Here's a look at where the smaller version of the Urban Lake would be built, on the downtown Dallas side of the Trinity River. (Lara Solt/The Dallas Morning News)

The Trinity Lakes – hailed by some and derided by others as “puddles” – are a step closer to being dug.

The Dallas City Council approved on Wednesday a $737,000 design contract for two smaller versions of the lakes, variants of which were approved by voters in 1998 as part of a $246 million bond package.

The council will vote later this year whether to approve the $44 million needed to actually start building the reservoirs, one 23 acres and the other likely smaller than that. And construction along the Trinity River could begin by early next year and finish in 2016.

The idea passed with support from 12 council members, who cheered it as fulfilling a commitment to voters. But two council members, Sandy Greyson and Philip Kingston, voted against, offering deep reservations about what actually was being accomplished.

“We are going to be getting lakes, sort of,” said Greyson, who referred to the lakes as “puddles.” “They are very, very small. And the hope, not the certainty, … is that they will someday get bigger.”

As we reported this morning, the lakes are being pitched as the first phase of a plan to build out three larger reservoirs over time. The ultimate goal would be to build a 90-acre Urban Lake, a 56-acre Natural Lake and a 128-acre West Dallas Lake.
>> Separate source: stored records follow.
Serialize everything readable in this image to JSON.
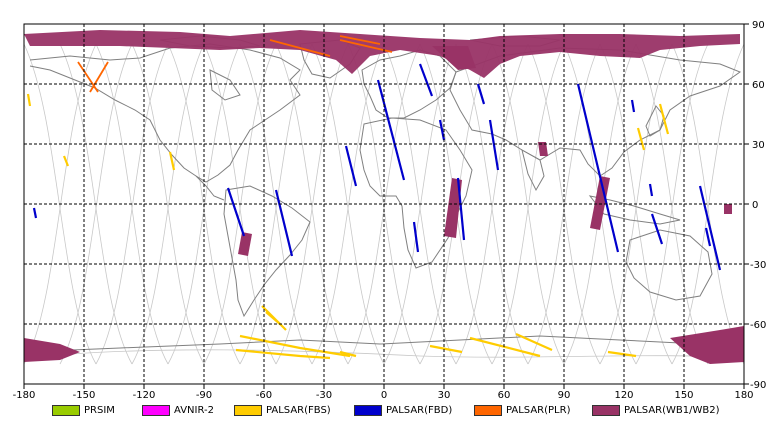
{
  "map": {
    "lon_ticks": [
      "-180",
      "-150",
      "-120",
      "-90",
      "-60",
      "-30",
      "0",
      "30",
      "60",
      "90",
      "120",
      "150",
      "180"
    ],
    "lat_ticks": [
      "90",
      "60",
      "30",
      "0",
      "-30",
      "-60",
      "-90"
    ],
    "colors": {
      "background": "#ffffff",
      "grid": "#000000",
      "coastline": "#808080",
      "orbit": "#c8c8c8"
    }
  },
  "legend": [
    {
      "label": "PRSIM",
      "color": "#99cc00"
    },
    {
      "label": "AVNIR-2",
      "color": "#ff00ff"
    },
    {
      "label": "PALSAR(FBS)",
      "color": "#ffcc00"
    },
    {
      "label": "PALSAR(FBD)",
      "color": "#0000cc"
    },
    {
      "label": "PALSAR(PLR)",
      "color": "#ff6600"
    },
    {
      "label": "PALSAR(WB1/WB2)",
      "color": "#993366"
    }
  ]
}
The problem is that there isn’t currently additional money to grow the lakes beyond their initial footprint. The $31.5 million in 1998 bond money devoted to lakes has been mostly drained, with $8 million expected to help fund the smaller version of the Urban Lake.

And fulfilling the broader vision – often pictured on an epic scale in renderings from over the years – could be prohibitively expensive because of project constraints related to water sources, bridge piers and proximity to the Trinity.

But city officials said the phased approach harkened back to the original pitch to voters in 1998.

Though the proposal then also included a grand plan for multiple lakes, officials initially hoped to begin by constructing a $12 million, 33-acre lake. That idea was eventually scrapped, after some criticized the starter lake as an embarrassing “stock pond.”

Council Member Vonciel Jones Hill, chairwoman of the Transportation and Trinity River Project Committee, said on Wednesday that current proposal – smaller versions of the Urban and West Dallas lakes – was progress.

“The projects that we are talking about today will … have intrinsic value to the city of Dallas,” said Hill, who was echoed by council members Tennell Atkins and Jerry Allen.

But Greyson said she worried about how closely the lakes are tied to the contentious, largely unfunded $2 billion Trinity Parkway toll road, which she opposes.

While the dirt being dug to create the West Dallas Lake will help shore up the Trinity’s levees, the earth excavated for the Urban Lake will be used to create a “bench” to support the toll road. That’s why $26 million in toll road money can be used for the Urban Lake.

Greyson said she didn’t like the idea that the only way to bring the full lakes to fruition would seemingly be to continue building out the toll road’s bench.

Assistant City Manager Jill Jordan explained that the bench would still be important, even if the toll road is never built. It would raise some of the land near the lakes, allowing the public better access even when the Trinity floods a bit.

“The bench becomes a becomes valuable part of recreational amenities around the lake,” Jordan said.

Kingston, meanwhile, said that city officials should stop calling the project items “lakes.” He said that a 10-foot-deep body of water is more accurately described as a “ditch” and that the project was “so off track,” that he doesn’t think the city should even entertain it.

He said he was especially concerned about how the lakes would fill with water – and how the project would look.

“It’s not going to be pretty,” Kingston said. “It’s not going to be a recreational feature. It’s going to be a maintenance nightmare.”